Tiga Komisaris ENVY Kompak Mundur, Saham Terancam Delisting
JAKARTA, investortrust.id – Emiten teknologi informasi penyedia layanan keamanan siber, PT Envy Technologies Indonesia Tbk (ENVY) mengumumkan pengunduran diri Imron Hamzah sebagai Komisaris Utama merangkap Komisaris Independen Perseroan.
Direktur sekaligus Sekretaris Perusahaan ENVY, Ni Wayan Sukawidiani Resi, mengatakan, pengunduran diri Imron telah disampaikan sejak 31 Maret 2023.
‘’Selanjutnya, permohonan pengunduran diri tersebut akan disampaikan untuk memperoleh persetujuan dalam Rapat Umum Pemegang Saham sesuai dengan ketentuan yang berlaku,’’ papar Ni Wayan dalam keterbukaan informasi yang dirilis, Jumat (17/11/2023).
Baca Juga
Sebelumnya, dua Komisaris ENVY juga dilaporkan mengundurkan diri, yaitu Piter sebagai Komisaris Independen Perseroan, melalui surat tertanggal 23 Oktober 2023 dan Kamelia Faisal dari posisi Komisaris Independen Perseroan, melalui surat tertanggal 8 November 2023.

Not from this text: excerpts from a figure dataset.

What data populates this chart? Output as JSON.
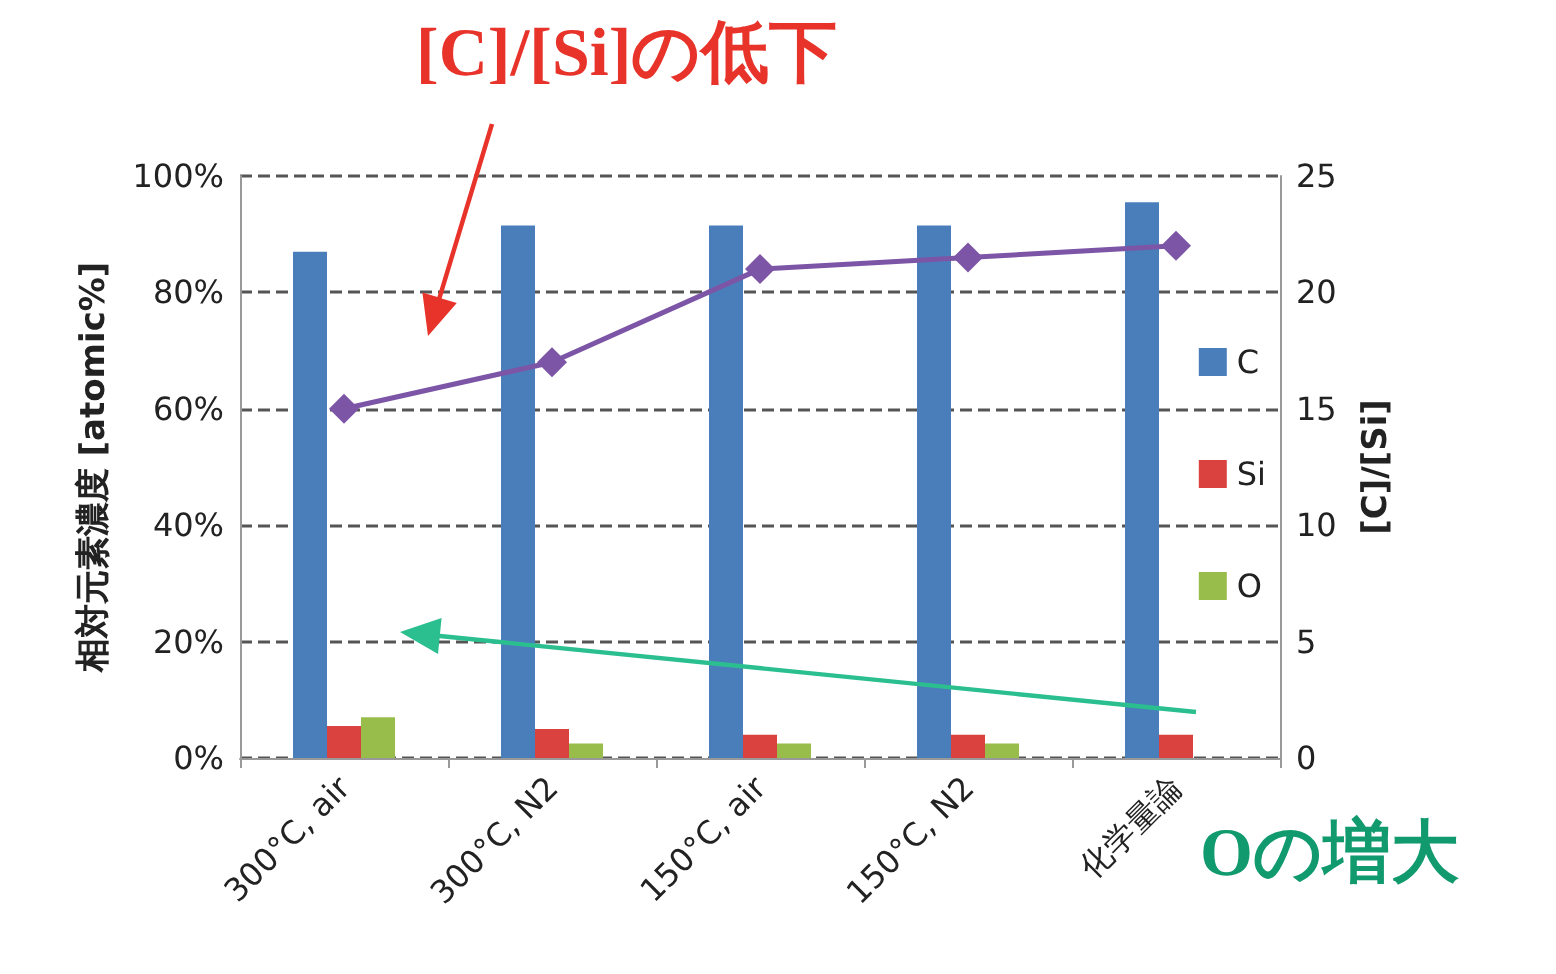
{
  "chart_data": {
    "type": "bar",
    "categories": [
      "300°C, air",
      "300°C, N2",
      "150°C, air",
      "150°C, N2",
      "化学量論"
    ],
    "series": [
      {
        "name": "C",
        "color": "#4a7ebb",
        "values": [
          87,
          91.5,
          91.5,
          91.5,
          95.5
        ]
      },
      {
        "name": "Si",
        "color": "#d9423f",
        "values": [
          5.5,
          5,
          4,
          4,
          4
        ]
      },
      {
        "name": "O",
        "color": "#98bd4a",
        "values": [
          7,
          2.5,
          2.5,
          2.5,
          null
        ]
      },
      {
        "type": "line",
        "axis": "y2",
        "color": "#7d55a6",
        "values": [
          15,
          17,
          21,
          21.5,
          22
        ]
      }
    ],
    "ylabel": "相対元素濃度 [atomic%]",
    "y2label": "[C]/[Si]",
    "ylim": [
      0,
      100
    ],
    "yticks": [
      {
        "value": 0,
        "label": "0%"
      },
      {
        "value": 20,
        "label": "20%"
      },
      {
        "value": 40,
        "label": "40%"
      },
      {
        "value": 60,
        "label": "60%"
      },
      {
        "value": 80,
        "label": "80%"
      },
      {
        "value": 100,
        "label": "100%"
      }
    ],
    "y2lim": [
      0,
      25
    ],
    "y2ticks": [
      0,
      5,
      10,
      15,
      20,
      25
    ],
    "annotations": [
      "[C]/[Si]の低下",
      "Oの増大"
    ],
    "grid": "y",
    "legend": "right",
    "marker": "diamond",
    "line_style": "solid"
  }
}
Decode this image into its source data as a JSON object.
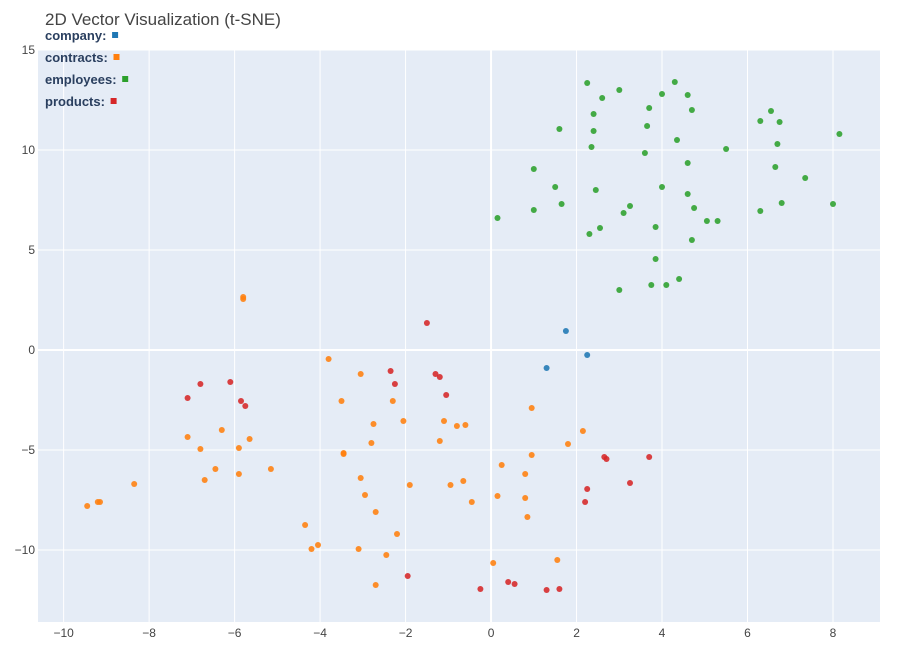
{
  "chart_data": {
    "type": "scatter",
    "title": "2D Vector Visualization (t-SNE)",
    "xlabel": "",
    "ylabel": "",
    "xlim": [
      -10.6,
      9.1
    ],
    "ylim": [
      -13.6,
      15.0
    ],
    "x_ticks": [
      -10,
      -8,
      -6,
      -4,
      -2,
      0,
      2,
      4,
      6,
      8
    ],
    "x_tick_labels": [
      "−10",
      "−8",
      "−6",
      "−4",
      "−2",
      "0",
      "2",
      "4",
      "6",
      "8"
    ],
    "y_ticks": [
      -10,
      -5,
      0,
      5,
      10,
      15
    ],
    "y_tick_labels": [
      "−10",
      "−5",
      "0",
      "5",
      "10",
      "15"
    ],
    "grid": true,
    "legend_position": "top-left",
    "background": "#e5ecf6",
    "series": [
      {
        "name": "company",
        "color": "#1f77b4",
        "points": [
          [
            1.75,
            0.95
          ],
          [
            2.25,
            -0.25
          ],
          [
            1.3,
            -0.9
          ]
        ]
      },
      {
        "name": "contracts",
        "color": "#ff7f0e",
        "points": [
          [
            -5.8,
            2.65
          ],
          [
            -5.8,
            2.55
          ],
          [
            -3.8,
            -0.45
          ],
          [
            -3.05,
            -1.2
          ],
          [
            -3.5,
            -2.55
          ],
          [
            -2.3,
            -2.55
          ],
          [
            -7.1,
            -4.35
          ],
          [
            -6.3,
            -4.0
          ],
          [
            -5.65,
            -4.45
          ],
          [
            -5.9,
            -4.9
          ],
          [
            -6.8,
            -4.95
          ],
          [
            -6.45,
            -5.95
          ],
          [
            -6.7,
            -6.5
          ],
          [
            -5.9,
            -6.2
          ],
          [
            -5.15,
            -5.95
          ],
          [
            -8.35,
            -6.7
          ],
          [
            -9.2,
            -7.6
          ],
          [
            -9.15,
            -7.6
          ],
          [
            -9.45,
            -7.8
          ],
          [
            -2.75,
            -3.7
          ],
          [
            -2.05,
            -3.55
          ],
          [
            -1.1,
            -3.55
          ],
          [
            -0.8,
            -3.8
          ],
          [
            -0.6,
            -3.75
          ],
          [
            -1.2,
            -4.55
          ],
          [
            -2.8,
            -4.65
          ],
          [
            -3.45,
            -5.15
          ],
          [
            -3.45,
            -5.2
          ],
          [
            -3.05,
            -6.4
          ],
          [
            -2.95,
            -7.25
          ],
          [
            -2.7,
            -8.1
          ],
          [
            -1.9,
            -6.75
          ],
          [
            -0.95,
            -6.75
          ],
          [
            -0.65,
            -6.55
          ],
          [
            -0.45,
            -7.6
          ],
          [
            0.25,
            -5.75
          ],
          [
            0.15,
            -7.3
          ],
          [
            0.8,
            -6.2
          ],
          [
            0.95,
            -5.25
          ],
          [
            0.8,
            -7.4
          ],
          [
            0.85,
            -8.35
          ],
          [
            0.95,
            -2.9
          ],
          [
            1.8,
            -4.7
          ],
          [
            2.15,
            -4.05
          ],
          [
            -4.35,
            -8.75
          ],
          [
            -4.05,
            -9.75
          ],
          [
            -4.2,
            -9.95
          ],
          [
            -3.1,
            -9.95
          ],
          [
            -2.2,
            -9.2
          ],
          [
            -2.45,
            -10.25
          ],
          [
            -2.7,
            -11.75
          ],
          [
            0.05,
            -10.65
          ],
          [
            1.55,
            -10.5
          ]
        ]
      },
      {
        "name": "employees",
        "color": "#2ca02c",
        "points": [
          [
            2.25,
            13.35
          ],
          [
            3.0,
            13.0
          ],
          [
            2.6,
            12.6
          ],
          [
            4.3,
            13.4
          ],
          [
            4.0,
            12.8
          ],
          [
            4.6,
            12.75
          ],
          [
            3.7,
            12.1
          ],
          [
            4.7,
            12.0
          ],
          [
            2.4,
            11.8
          ],
          [
            1.6,
            11.05
          ],
          [
            2.4,
            10.95
          ],
          [
            3.65,
            11.2
          ],
          [
            4.35,
            10.5
          ],
          [
            2.35,
            10.15
          ],
          [
            3.6,
            9.85
          ],
          [
            6.55,
            11.95
          ],
          [
            6.3,
            11.45
          ],
          [
            6.75,
            11.4
          ],
          [
            8.15,
            10.8
          ],
          [
            6.7,
            10.3
          ],
          [
            5.5,
            10.05
          ],
          [
            4.6,
            9.35
          ],
          [
            1.0,
            9.05
          ],
          [
            6.65,
            9.15
          ],
          [
            7.35,
            8.6
          ],
          [
            1.5,
            8.15
          ],
          [
            2.45,
            8.0
          ],
          [
            4.0,
            8.15
          ],
          [
            4.6,
            7.8
          ],
          [
            3.25,
            7.2
          ],
          [
            4.75,
            7.1
          ],
          [
            3.1,
            6.85
          ],
          [
            1.65,
            7.3
          ],
          [
            1.0,
            7.0
          ],
          [
            0.15,
            6.6
          ],
          [
            5.05,
            6.45
          ],
          [
            5.3,
            6.45
          ],
          [
            6.3,
            6.95
          ],
          [
            6.8,
            7.35
          ],
          [
            8.0,
            7.3
          ],
          [
            3.85,
            6.15
          ],
          [
            2.55,
            6.1
          ],
          [
            2.3,
            5.8
          ],
          [
            4.7,
            5.5
          ],
          [
            3.85,
            4.55
          ],
          [
            4.4,
            3.55
          ],
          [
            3.75,
            3.25
          ],
          [
            4.1,
            3.25
          ],
          [
            3.0,
            3.0
          ]
        ]
      },
      {
        "name": "products",
        "color": "#d62728",
        "points": [
          [
            -1.5,
            1.35
          ],
          [
            -6.8,
            -1.7
          ],
          [
            -6.1,
            -1.6
          ],
          [
            -7.1,
            -2.4
          ],
          [
            -5.85,
            -2.55
          ],
          [
            -5.75,
            -2.8
          ],
          [
            -2.35,
            -1.05
          ],
          [
            -2.25,
            -1.7
          ],
          [
            -1.3,
            -1.2
          ],
          [
            -1.2,
            -1.35
          ],
          [
            -1.05,
            -2.25
          ],
          [
            2.65,
            -5.35
          ],
          [
            2.7,
            -5.45
          ],
          [
            3.7,
            -5.35
          ],
          [
            2.25,
            -6.95
          ],
          [
            3.25,
            -6.65
          ],
          [
            2.2,
            -7.6
          ],
          [
            -1.95,
            -11.3
          ],
          [
            -0.25,
            -11.95
          ],
          [
            0.4,
            -11.6
          ],
          [
            0.55,
            -11.7
          ],
          [
            1.3,
            -12.0
          ],
          [
            1.6,
            -11.95
          ]
        ]
      }
    ]
  }
}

Saat ini, ENVY mengaku tengah berjuang melakukan restrukturisasi serta pendekatan kepada sejumlah calon investor dalam rangka penyelamatan usaha Perseroan.
Terkait masalah keuangan yang dihadapi, Bursa Efek Indonesia telah menghentikan sementara atau suspensi saham ENVY sejak tahun 2022. Saham ini bahkan terancam didepak dari bursa atau delisting, lantaran sudah lebih dari 30 bulan disuspensi.
‘’Saham Perseroan disuspensi selama 30 bulan pada tanggal 5 Juni 2023. Merujuk Ketentuan III.3.1.2 Peraturan Bursa Nomor I-I tentang Penghapusan Pencatatan (Delisting) dan Pencatatan Kembali (Relisting) Perseroan telah memenuhi kriteria Penghapusan Pencatatan saham di Bursa Efek Indonesia,’’ tulis Pengumuman BEI yang dirilis beberapa waktu sebelumnya.
Diketahui, ENVY tengah terlilit utang kepada PT Abyor Internasional, sebagai salah satu suplier Perseroan sebesar Rp 20,59 miliar, beum termasuk biaya keterlambatan pembayaran Rp 1,23 miliar dan biaya lainnya Rp 397,94 miliar. Saat ini ENVY mengaku belum melakukan pembayaran atau kewajiban tersebut.
Baca Juga
Indosat (ISAT) Resmi Akuisisi Pelanggan MNC Play Rp 876,86 Miliar
Selain itu, ENVY memiliki piutang tidak tertagih sebesar Rp 24,94 miliar kepada PT Dinamika Jaya Utama. Adapun persoalan utang-piutang dengan pihak Abyor, dikatakan ENVY tengah berperkara di Pengadilan Negeri Jakarta Selatan.
Berdasarkan laporan keuangan teraudit tahun 2022, Perseroan melaporkan jumlah aset Rp 35,36 miliar, turun dibanding periode yang sama tahun 2021 sebesar Rp 66,96 miliar.
Jumlah liabilitas bengkak menjadi Rp 46,79 miliar dari Rp 44,23 miliar. Sedangkan jumlah ekuitas tercatat negatif Rp 11,43 miliar per Desember 2022, padahal pada tahun sebelumnya posisi ekuitas masih positif Rp 22,73 miliar. Perseroan tercatat menderita rugi bersih komprehensif sebesar Rp 33,74 miliar.